De broedtijd van ringslangen is voorbij en dat betekent dat veel jonge ringslangen het nest verlaten op zoek naar hun eigen plekje. Vele steken de weg over en lopen daarbij gevaar omdat ze het formaat van een regenworm hebben en niet zichtbaar voor automobilisten zijn. Staatsbosbeheer heeft hier echter een geweldige oplossing voor gevonden.

Ringslang
Staatsbosbeheer brengt jonge ringslangen in veiligheid | Foto:  By User Dixi on pl.wikipedia (Own work) [GFDL or CC-BY-SA-3.0], via Wikimedia Commons
Ringslangen zijn een beetje grijsgroen van kleur en goed te herkennen aan de gele ring achter hun kop. Vooral in het Kuinderbos in Flevoland – het grootste en oudste bos van de Noordoostpolder – wemelt het van de ringslangen. Het gaat om zo’n 300 ringslangen per jaar die vaak hun eieren in composthopen leggen. Denk hierbij aan tuinafval en stronken hout die vaak vlak naast de weg gedumpt worden. Dit is een gevaarlijke locatie vanwege het autoverkeer.

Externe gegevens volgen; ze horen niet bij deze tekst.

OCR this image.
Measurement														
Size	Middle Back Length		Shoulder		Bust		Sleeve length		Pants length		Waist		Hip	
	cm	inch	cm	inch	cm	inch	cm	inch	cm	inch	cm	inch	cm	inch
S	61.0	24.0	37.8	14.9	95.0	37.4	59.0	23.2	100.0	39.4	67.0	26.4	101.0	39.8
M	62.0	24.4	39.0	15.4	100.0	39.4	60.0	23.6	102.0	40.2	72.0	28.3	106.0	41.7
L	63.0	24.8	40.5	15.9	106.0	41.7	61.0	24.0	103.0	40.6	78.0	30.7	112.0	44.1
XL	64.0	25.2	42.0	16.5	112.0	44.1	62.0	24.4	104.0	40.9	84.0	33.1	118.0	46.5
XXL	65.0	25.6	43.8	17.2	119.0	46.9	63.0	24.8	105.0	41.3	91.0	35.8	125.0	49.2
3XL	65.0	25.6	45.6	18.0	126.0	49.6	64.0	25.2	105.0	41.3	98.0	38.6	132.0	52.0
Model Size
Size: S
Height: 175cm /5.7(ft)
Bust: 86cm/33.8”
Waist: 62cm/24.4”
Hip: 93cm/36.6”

Helpende hand voor de ringslang
Volgens boswachter Harco Bergman is het belangrijk dat de ringslang een handje wordt geholpen:

“De slang hoort thuis in onze biodiversiteit. Staatsbosbeheer is er om de dieren te helpen en om te zorgen dat hun leef- en voedselomgeving in orde is.”

Gevaar voor ruim duizend jongen
Staatsbosbeheer verwacht dat er dit jaar ruim duizend jongen in deze composthopen geboren worden. Bergman vertelt over het gevaar dat dreigt voor jonge slangen die uit deze composthopen kruipen:

“Aan het begin van het bos staan borden met “Let op: zonnende slangen”. Dat geldt met name voor volwassen slangen die op de weg liggen. Die kleine slangetjes, formaatje regenworm, die zie je niet en die worden dan heel gemakkelijk geplet door auto’s.”

Staatsbosbeheer bedenkt effectief plan
Staatsbosbeheer heeft effectieve oplossing bedacht om de dieren te helpen. De composthopen zijn met schermen afgezet en binnen de schermen zijn kleine emmertjes in de grond gegraven – een soort valkuil. Bergman:

“De slangetjes worden geboren, trekken vaak richting het licht en vallen dan in zo’n valkuiltje. Dan worden ze door ons eruit gehaald en naar een veilige plek gebracht.”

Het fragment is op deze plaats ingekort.